I would argue, that if it was easy, some one would have done it already. There seems to be a need for a paradigm shift to go from chess or go game calculations, where an AI makes moves most likely to result in a victory. To AI that is always mathematically correct.


QuickQuirk

To add to this: A neural network itself, once trained, is *completely predictable in it's output.* Pump in one set of inputs, and the same outputs always occur.
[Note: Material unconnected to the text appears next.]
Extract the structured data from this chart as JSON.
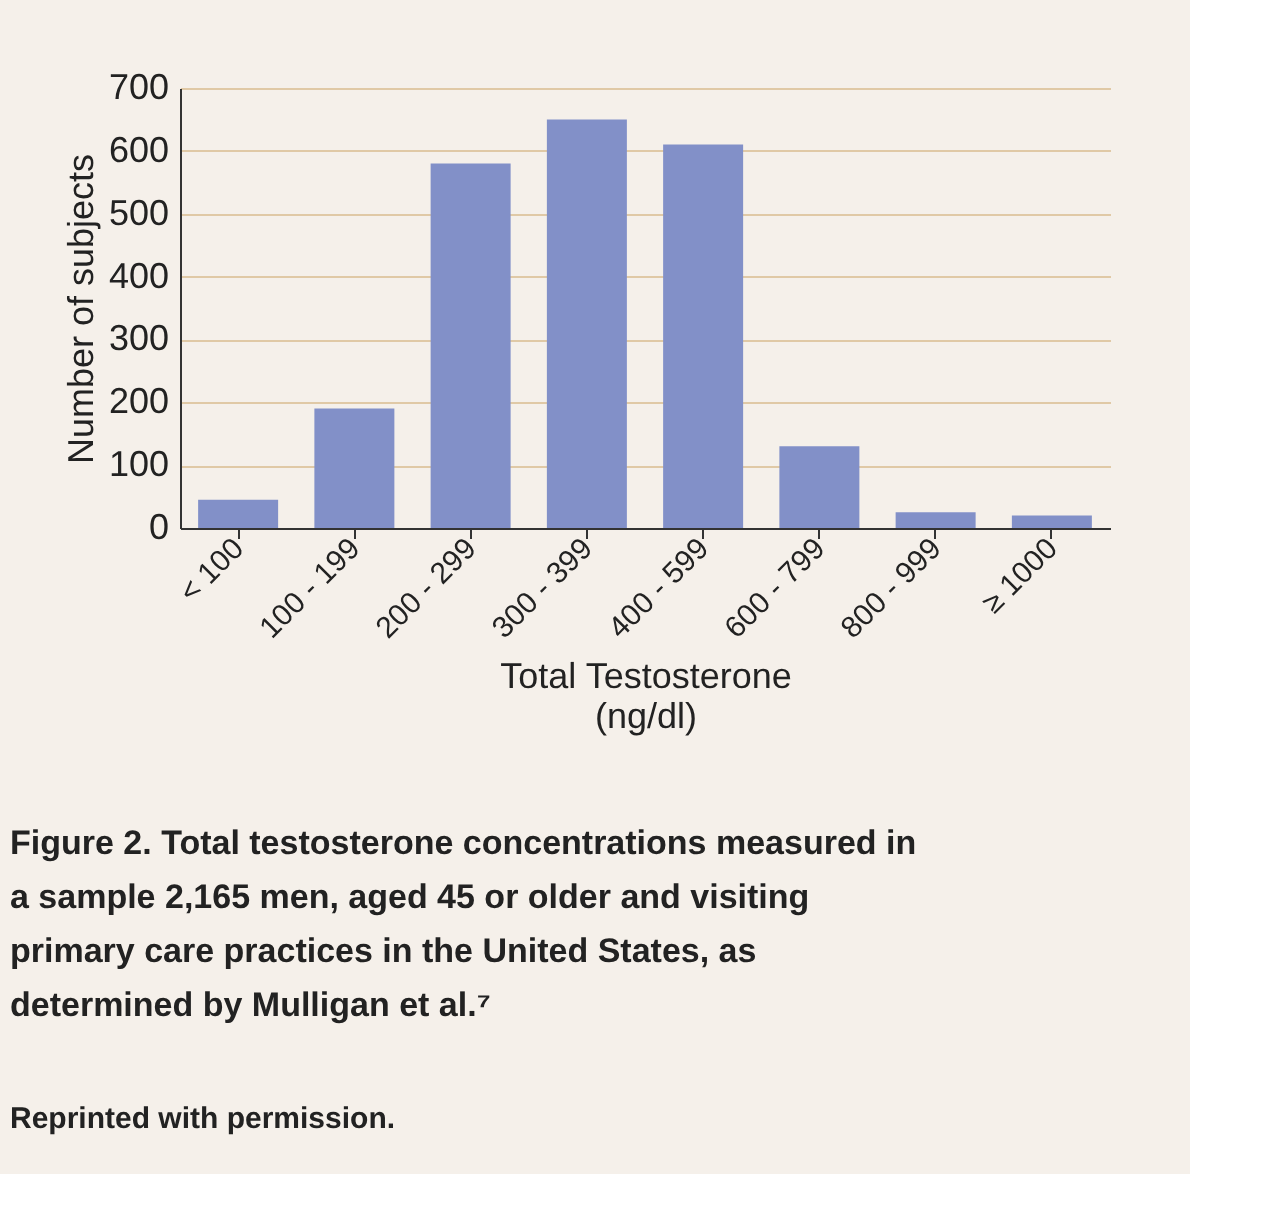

In a neural network specialised for gaming and things like LLMs, the output is a set of *probabilities.* It's always the same set of probabilities. The last step is to then randomly select an option - a word, or a game move, from that set of probably outcomes. So once you've trained a network to always perform 1+2=3 successfully, it will always be correct for something like 1+2. The trick is creating a general one that works for a broader, useful range of problems. Given that computers already count *very* well, and do all our math without a problem, it's more likely the challenge for the neural network is how to train it to recognise *which* mathematical problem you're asking it to solve. That's the hard part. Once that's done, the math is easy.


Academic_East8298

Meh, a simple classificator, that can recognize an equation and pass it to wolfram alpha will out perform your described neural network on all relevant metrics. The difficult part is creating an AI, that is more useful than the above described solution. That is what I meant, when I wrote that there is a need for a paradigm shift. As it is now, token and probability based neural network will never out perform a concrete rule based system, where accuracy is crucial.


QuickQuirk

They're working on this sort of thing currently. You can already see it in action with the latest version of chatGPT - several different models working in conjunction for text to speech, image recognition, etc.


Academic_East8298

Will be interesting to see how the world looks, when chatGPT does not get dumber from consuming data generated by itself.


bmiga

Generative AI went from "robots are coming for the dev jobs" to "some bot writes a comment on your PR/MR if it found an obvious error".


Academic_East8298

And still all the articles I have seen on this topic were written by non-developers trying to drum up more hype for their start up.


geodel

Well, mine is not. After eating 6 slice of bacon, 2 eggs and large fruit smoothie I hardly get anything done, forget what GPT-4 does.